“……我不知道为什么,更不能理解他凭什么这么对我。”让眼泪任意流淌,陆晴一口气,把自己和那个邹飞的故事从头到尾讲了一遍。
“我更恨自己,恨自己没出息,恨自己竟然还忘不了他。”陆晴讲完,泪痕也已经干了。
毕竟已经流过太多眼泪,眼泪就没那么多了。
整个故事无非就是男的变心了的故事,只不过,这故事里的男的最混蛋的是,明明早已变心,竟然还求了婚定了婚。
徐来略微沉吟,旋即开口道,“真想忘了是吗?”
“你有办法?”一句话,便让陆晴像是抓住了救命稻草一般紧紧盯着徐来。
“其实放下是放过自己,你只是没想开这一点罢了。”
徐来一笑,说了句,旋即直接起身,陆晴一愣,眼看着徐来直接走进了卫生间。
“放过自己……”
许久,洗漱好的徐来才再次出来,陆晴依旧喃喃的重复着想着什么。
说的容易,可做起来......
徐来见此也没打扰,又去了客厅坐下。
陆晴,从原剧中又是撕借书卡,又是埋以前的东西,各种表现来看,很明显,此刻的她,并没有一点真的想要的放下的意思。

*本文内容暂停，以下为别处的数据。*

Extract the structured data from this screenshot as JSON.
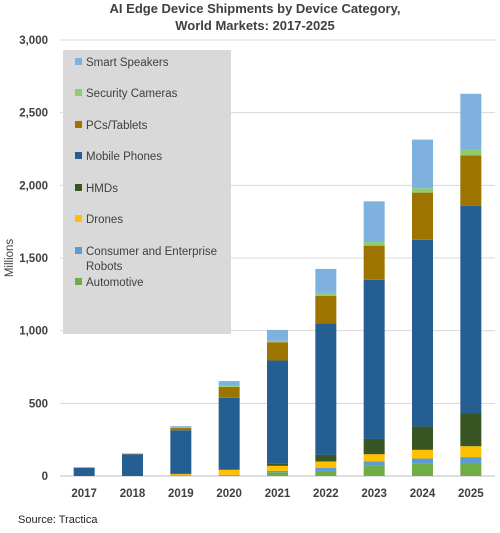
{
  "chart_data": {
    "type": "bar",
    "stacked": true,
    "title": "AI Edge Device Shipments by Device Category,",
    "subtitle": "World Markets: 2017-2025",
    "xlabel": "",
    "ylabel": "Millions",
    "ylim": [
      0,
      3000
    ],
    "yticks": [
      "0",
      "500",
      "1,000",
      "1,500",
      "2,000",
      "2,500",
      "3,000"
    ],
    "ytick_values": [
      0,
      500,
      1000,
      1500,
      2000,
      2500,
      3000
    ],
    "grid": true,
    "legend_position": "top-left",
    "source": "Source: Tractica",
    "categories": [
      "2017",
      "2018",
      "2019",
      "2020",
      "2021",
      "2022",
      "2023",
      "2024",
      "2025"
    ],
    "series": [
      {
        "name": "Automotive",
        "color": "#70ad47",
        "values": [
          0,
          0,
          2,
          5,
          25,
          35,
          70,
          85,
          90
        ]
      },
      {
        "name": "Consumer and Enterprise Robots",
        "color": "#5b9bd5",
        "values": [
          0,
          0,
          1,
          3,
          10,
          20,
          30,
          35,
          40
        ]
      },
      {
        "name": "Drones",
        "color": "#ffc000",
        "values": [
          0,
          0,
          10,
          35,
          35,
          45,
          50,
          60,
          75
        ]
      },
      {
        "name": "HMDs",
        "color": "#375623",
        "values": [
          0,
          0,
          2,
          5,
          15,
          45,
          105,
          160,
          225
        ]
      },
      {
        "name": "Mobile Phones",
        "color": "#255e91",
        "values": [
          58,
          150,
          300,
          490,
          710,
          905,
          1095,
          1285,
          1430
        ]
      },
      {
        "name": "PCs/Tablets",
        "color": "#9e7400",
        "values": [
          0,
          3,
          15,
          75,
          125,
          190,
          235,
          325,
          345
        ]
      },
      {
        "name": "Security Cameras",
        "color": "#8fcc6f",
        "values": [
          0,
          1,
          3,
          10,
          10,
          20,
          25,
          30,
          45
        ]
      },
      {
        "name": "Smart Speakers",
        "color": "#7fb1df",
        "values": [
          0,
          2,
          10,
          30,
          75,
          165,
          280,
          335,
          380
        ]
      }
    ],
    "legend_order": [
      "Smart Speakers",
      "Security Cameras",
      "PCs/Tablets",
      "Mobile Phones",
      "HMDs",
      "Drones",
      "Consumer and Enterprise Robots",
      "Automotive"
    ],
    "legend_labels": {
      "Smart Speakers": [
        "Smart Speakers"
      ],
      "Security Cameras": [
        "Security Cameras"
      ],
      "PCs/Tablets": [
        "PCs/Tablets"
      ],
      "Mobile Phones": [
        "Mobile Phones"
      ],
      "HMDs": [
        "HMDs"
      ],
      "Drones": [
        "Drones"
      ],
      "Consumer and Enterprise Robots": [
        "Consumer and Enterprise",
        "Robots"
      ],
      "Automotive": [
        "Automotive"
      ]
    }
  }
}
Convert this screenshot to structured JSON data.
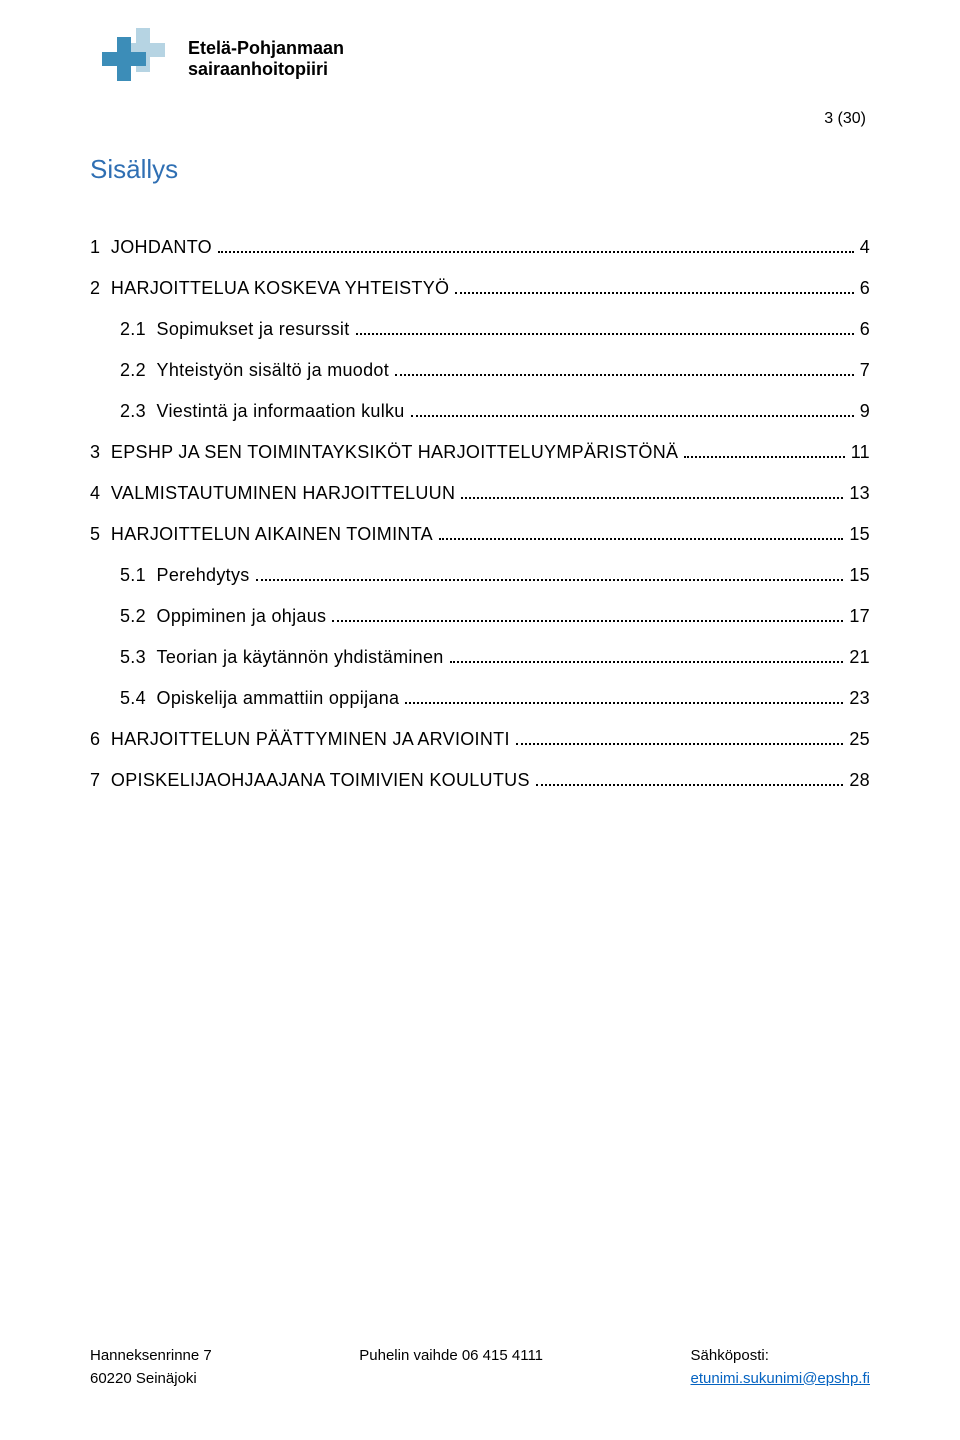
{
  "header": {
    "org_line1": "Etelä-Pohjanmaan",
    "org_line2": "sairaanhoitopiiri",
    "page_indicator": "3 (30)"
  },
  "logo": {
    "primary_color": "#3c8db8",
    "secondary_color": "#b6d4e3"
  },
  "toc": {
    "title": "Sisällys",
    "title_color": "#2f6fb3",
    "items": [
      {
        "level": 1,
        "num": "1",
        "label": "JOHDANTO",
        "page": "4"
      },
      {
        "level": 1,
        "num": "2",
        "label": "HARJOITTELUA KOSKEVA YHTEISTYÖ",
        "page": "6"
      },
      {
        "level": 2,
        "num": "2.1",
        "label": "Sopimukset ja resurssit",
        "page": "6"
      },
      {
        "level": 2,
        "num": "2.2",
        "label": "Yhteistyön sisältö ja muodot",
        "page": "7"
      },
      {
        "level": 2,
        "num": "2.3",
        "label": "Viestintä ja informaation kulku",
        "page": "9"
      },
      {
        "level": 1,
        "num": "3",
        "label": "EPSHP JA SEN TOIMINTAYKSIKÖT HARJOITTELUYMPÄRISTÖNÄ",
        "page": "11"
      },
      {
        "level": 1,
        "num": "4",
        "label": "VALMISTAUTUMINEN  HARJOITTELUUN",
        "page": "13"
      },
      {
        "level": 1,
        "num": "5",
        "label": "HARJOITTELUN AIKAINEN TOIMINTA",
        "page": "15"
      },
      {
        "level": 2,
        "num": "5.1",
        "label": "Perehdytys",
        "page": "15"
      },
      {
        "level": 2,
        "num": "5.2",
        "label": "Oppiminen ja ohjaus",
        "page": "17"
      },
      {
        "level": 2,
        "num": "5.3",
        "label": "Teorian ja käytännön yhdistäminen",
        "page": "21"
      },
      {
        "level": 2,
        "num": "5.4",
        "label": "Opiskelija ammattiin oppijana",
        "page": "23"
      },
      {
        "level": 1,
        "num": "6",
        "label": "HARJOITTELUN PÄÄTTYMINEN JA ARVIOINTI",
        "page": "25"
      },
      {
        "level": 1,
        "num": "7",
        "label": "OPISKELIJAOHJAAJANA TOIMIVIEN KOULUTUS",
        "page": "28"
      }
    ]
  },
  "footer": {
    "col1_line1": "Hanneksenrinne 7",
    "col1_line2": "60220 Seinäjoki",
    "col2_line1": "Puhelin vaihde 06 415 4111",
    "col3_line1": "Sähköposti:",
    "col3_line2": "etunimi.sukunimi@epshp.fi",
    "link_color": "#0563c1"
  }
}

而她真正的放下,应该是出去玩了一圈,然后把那个邹飞的骨灰给挫骨扬灰了以后,才真正的放下。
嗯,还是挺狠的,人家的梦想是大海,她给人撒异国他乡的小河里了。
额!其实也不够狠,毕竟没有直接埋塔克拉玛干沙漠里。
许久,陆晴从卧室类出来,她的头发因为睡觉的缘故被压的有些变形,整个人显得乱糟糟的。
“其实,我知道你说的对,可就是让我想不开的地方太多太多了,或许与其说我放不下,不如说我更多的是不甘心吧。”陆晴盘腿坐在沙发上,看着徐来说道。
“所以让你放过自己与自己和解。”徐来看着笔记本,头也没太抬的说道。
陆晴静静的看了正在聚精会神的徐来一会儿。
“有什么具体的办法吗?我喝酒,想着喝醉了一觉醒来就好了,可是却往往总是酒过愁肠愁更愁。”陆晴目光有些求助的又问道。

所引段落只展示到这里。